Some of the 3rd party screen sellers cut down 1 series screens or even medium format screens, so you can get a split prism screen like the old film cameras used. They don't get darker. To focus, you align the split image horizontally or vertically. Most of them have a small circular collar around the split prism that will clear when in focus. The drawback is that its in the center, so you must focus and recompose for something off center. I bought one (A canon stock part) for my 1 series camera.


----------



## RGomezPhotos (Aug 10, 2013)

neuroanatomist said:


> The Eg-D is just the stock Eg-A with grid lines. If you want a grid in the VF, that's the way to go (provided the grid pitch is useful to you - it's not a rule of thirds grid).
> 
> For fast lenses, the Eg-S shows you the true DoF of the lens, and when manually focusing that's a big help - the subject just seems to 'snap' into focus. No real need for it with the 40/2.8, though. Lenses with f/1.2-f/2 max apertures are where you see the benefit. The Eg-S does make for a dark VF, especially with an f/5.6 lens indoors (outdoors in good light, it's not really an issue).
> 
> If you're used to manually focusing film cameras, you really might want to consider one of the 3rd party options (brightscreen, etc.) where you can get a split prism with a microprism collar, which was common on film cameras.



Agreed. I have the Eg-S on my 5D and 50D and they are definitely an improvement over stock. They are better for glass faster than f2.8.

The one issue is that they may make the image look darker than it really is in the higher apertures... But exposure will still look fine. 

I was so pissed when Canon didn't have an easily replaceable focus screen on the 5D Mark III.. Replacing the focus screen is a $300 add-on from the screen manufacturers.


----------



## GMCPhotographics (Aug 11, 2013)

RGomezPhotos said:


> neuroanatomist said:
> 
> 
> > The Eg-D is just the stock Eg-A with grid lines. If you want a grid in the VF, that's the way to go (provided the grid pitch is useful to you - it's not a rule of thirds grid).
> ...



I'm a wedding photographer and ironically I have more out of focus shot now with my 5DIII's than I ever did with my 5DII's. Which has the Eg-S screen fitted, and I mostly use a 35mm f1.4 L and 85mm f1.2L.
With the old screen, I could literally see if the image was in focus or not. On the 5DIII, the screen is DOF limited to f4...so I have to rely on the AF system more....which is excellent but sometimes I need to be able to see where the point of focus has landed. 
The 5DII's AF system wasn't particularly great (the 5DIII is far far better in every repect) but I liked the fine focus screen for fast primes!


----------



## TulseLuper (Aug 12, 2013)

I have a 6D and use the Zeiss 50/2 Makro lens most of the time. I also have the 40mm pancake. In addition to the stock screen, I have the Eg-S super precision and the Ec-A microprism screen with grid from focusingscreen.com.

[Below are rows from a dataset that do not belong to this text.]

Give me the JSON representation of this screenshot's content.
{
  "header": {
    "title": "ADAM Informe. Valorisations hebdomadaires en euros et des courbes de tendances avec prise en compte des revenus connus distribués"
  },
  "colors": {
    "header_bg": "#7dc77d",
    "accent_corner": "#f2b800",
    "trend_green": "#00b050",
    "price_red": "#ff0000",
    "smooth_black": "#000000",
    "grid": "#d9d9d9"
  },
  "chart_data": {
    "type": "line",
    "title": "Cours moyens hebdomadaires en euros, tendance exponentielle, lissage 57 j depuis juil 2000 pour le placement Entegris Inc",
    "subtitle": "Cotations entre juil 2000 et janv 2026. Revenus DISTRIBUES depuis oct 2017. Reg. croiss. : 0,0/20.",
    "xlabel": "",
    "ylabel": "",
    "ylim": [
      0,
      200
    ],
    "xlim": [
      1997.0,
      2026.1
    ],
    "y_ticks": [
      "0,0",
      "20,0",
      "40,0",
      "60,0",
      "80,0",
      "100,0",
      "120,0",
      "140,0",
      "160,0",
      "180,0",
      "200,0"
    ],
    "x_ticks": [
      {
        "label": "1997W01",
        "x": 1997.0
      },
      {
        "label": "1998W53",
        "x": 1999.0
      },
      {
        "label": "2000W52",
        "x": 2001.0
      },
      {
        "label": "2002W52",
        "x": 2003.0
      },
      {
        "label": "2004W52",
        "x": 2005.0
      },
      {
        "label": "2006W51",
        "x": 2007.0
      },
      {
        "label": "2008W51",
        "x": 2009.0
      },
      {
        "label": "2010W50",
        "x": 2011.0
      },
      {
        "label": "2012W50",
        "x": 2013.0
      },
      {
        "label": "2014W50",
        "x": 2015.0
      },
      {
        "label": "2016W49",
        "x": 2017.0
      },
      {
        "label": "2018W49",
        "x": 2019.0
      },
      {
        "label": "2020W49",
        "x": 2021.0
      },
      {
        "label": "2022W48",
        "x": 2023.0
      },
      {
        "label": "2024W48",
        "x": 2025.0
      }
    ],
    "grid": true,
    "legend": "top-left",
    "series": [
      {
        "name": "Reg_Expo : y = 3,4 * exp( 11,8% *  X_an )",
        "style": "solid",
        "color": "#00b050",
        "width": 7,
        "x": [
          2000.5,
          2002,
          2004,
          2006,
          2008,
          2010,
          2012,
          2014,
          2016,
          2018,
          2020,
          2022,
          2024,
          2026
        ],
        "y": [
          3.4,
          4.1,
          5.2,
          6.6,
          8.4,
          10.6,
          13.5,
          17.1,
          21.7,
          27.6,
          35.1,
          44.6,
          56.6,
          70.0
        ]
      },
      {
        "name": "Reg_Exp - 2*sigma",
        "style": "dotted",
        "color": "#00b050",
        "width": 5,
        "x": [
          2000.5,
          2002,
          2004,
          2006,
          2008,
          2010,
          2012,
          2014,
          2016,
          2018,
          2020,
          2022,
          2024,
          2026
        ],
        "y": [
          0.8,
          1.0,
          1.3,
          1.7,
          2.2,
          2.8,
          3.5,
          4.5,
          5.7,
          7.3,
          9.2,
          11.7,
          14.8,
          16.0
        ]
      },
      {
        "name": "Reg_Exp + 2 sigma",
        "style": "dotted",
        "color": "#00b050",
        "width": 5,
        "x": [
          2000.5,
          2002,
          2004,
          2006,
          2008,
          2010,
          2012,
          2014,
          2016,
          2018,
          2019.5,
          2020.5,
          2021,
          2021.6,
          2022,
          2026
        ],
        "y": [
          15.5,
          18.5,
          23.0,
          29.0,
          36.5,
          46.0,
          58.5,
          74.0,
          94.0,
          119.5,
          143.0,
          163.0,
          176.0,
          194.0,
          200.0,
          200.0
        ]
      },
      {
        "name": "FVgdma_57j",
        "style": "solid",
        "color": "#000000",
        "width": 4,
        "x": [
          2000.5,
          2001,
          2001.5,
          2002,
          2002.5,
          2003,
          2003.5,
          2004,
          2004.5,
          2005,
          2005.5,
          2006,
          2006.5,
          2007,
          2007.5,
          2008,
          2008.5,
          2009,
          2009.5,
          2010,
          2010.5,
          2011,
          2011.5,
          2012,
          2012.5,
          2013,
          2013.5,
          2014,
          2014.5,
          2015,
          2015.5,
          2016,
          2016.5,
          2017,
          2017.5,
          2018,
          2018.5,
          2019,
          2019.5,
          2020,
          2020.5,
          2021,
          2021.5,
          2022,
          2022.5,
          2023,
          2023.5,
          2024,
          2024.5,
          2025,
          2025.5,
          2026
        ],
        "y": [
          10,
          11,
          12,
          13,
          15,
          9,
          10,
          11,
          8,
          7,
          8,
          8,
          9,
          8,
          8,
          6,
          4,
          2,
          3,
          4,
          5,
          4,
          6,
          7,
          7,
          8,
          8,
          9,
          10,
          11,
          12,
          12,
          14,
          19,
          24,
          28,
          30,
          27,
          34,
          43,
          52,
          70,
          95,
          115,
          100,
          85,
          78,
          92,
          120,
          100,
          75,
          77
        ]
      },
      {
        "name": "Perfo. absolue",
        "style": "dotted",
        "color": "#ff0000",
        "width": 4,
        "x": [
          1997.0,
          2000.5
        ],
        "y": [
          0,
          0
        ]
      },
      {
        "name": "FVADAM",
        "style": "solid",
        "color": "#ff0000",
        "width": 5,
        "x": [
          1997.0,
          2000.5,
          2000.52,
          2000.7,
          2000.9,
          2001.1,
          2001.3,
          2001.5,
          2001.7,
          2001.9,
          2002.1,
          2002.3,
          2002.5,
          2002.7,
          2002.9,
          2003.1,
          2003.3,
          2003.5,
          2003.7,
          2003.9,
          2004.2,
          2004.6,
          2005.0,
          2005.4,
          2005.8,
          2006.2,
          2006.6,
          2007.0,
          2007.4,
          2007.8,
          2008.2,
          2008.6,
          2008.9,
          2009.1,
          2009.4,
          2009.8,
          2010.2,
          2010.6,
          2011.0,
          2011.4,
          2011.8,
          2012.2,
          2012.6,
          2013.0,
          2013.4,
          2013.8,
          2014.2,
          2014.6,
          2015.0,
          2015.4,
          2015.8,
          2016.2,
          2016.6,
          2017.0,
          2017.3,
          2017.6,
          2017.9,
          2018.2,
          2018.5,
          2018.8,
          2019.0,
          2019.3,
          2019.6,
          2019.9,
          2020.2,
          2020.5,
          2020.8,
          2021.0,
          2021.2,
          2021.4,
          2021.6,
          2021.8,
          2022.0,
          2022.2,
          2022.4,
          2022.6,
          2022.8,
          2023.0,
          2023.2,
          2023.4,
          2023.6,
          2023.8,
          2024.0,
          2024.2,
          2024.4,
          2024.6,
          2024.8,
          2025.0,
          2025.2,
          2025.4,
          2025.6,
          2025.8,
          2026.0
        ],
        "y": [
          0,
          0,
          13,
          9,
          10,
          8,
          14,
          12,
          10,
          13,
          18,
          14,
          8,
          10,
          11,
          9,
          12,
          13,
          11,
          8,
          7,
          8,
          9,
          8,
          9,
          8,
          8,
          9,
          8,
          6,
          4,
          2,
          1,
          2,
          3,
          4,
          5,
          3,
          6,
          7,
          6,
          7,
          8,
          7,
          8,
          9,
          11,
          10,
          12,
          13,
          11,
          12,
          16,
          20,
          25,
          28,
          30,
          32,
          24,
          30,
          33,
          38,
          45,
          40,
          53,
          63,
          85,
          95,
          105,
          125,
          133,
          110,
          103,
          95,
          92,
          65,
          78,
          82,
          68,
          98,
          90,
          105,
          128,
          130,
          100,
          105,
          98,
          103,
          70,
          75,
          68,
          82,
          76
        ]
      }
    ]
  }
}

Both the Ec-A and Eg-S are a huge improvement over the standard screen for manual focus. I also use a Voigtlander 20/3.5 MF lens, and the Eg-S doesn't darken enough to bother me, despite the f/3.5 max aperture. There's really no reason to use the stock screen unless you intend to use f/4 lenses a lot.

The Ec-A screen requires a finicky installation process - mine wasn't aligned properly by default, so they include stickers to adjust alignment. It took about 20 minutes total, but you only have to do that once. 

I'm not sure whether I prefer the Eg-S or Ec-A. The Eg-S seems like a better screen all around, and it gives a better indication of DOF, but I really appreciate the additional confidence that the Ec-A microprism provides in the center (plus, it has a really good, unobtrusive grid). If you typically focus in the center and recompose I think the Ec-A is significantly better than the Eg-S, but if you want to know if your subject on the side of the frame will be in focus you'll be better off with the Eg-S. The Eg-S is significantly cheaper, so there's also that. But if you're roots are in film and manual focus, you'll love having that microprism. 

Hope that helps.


----------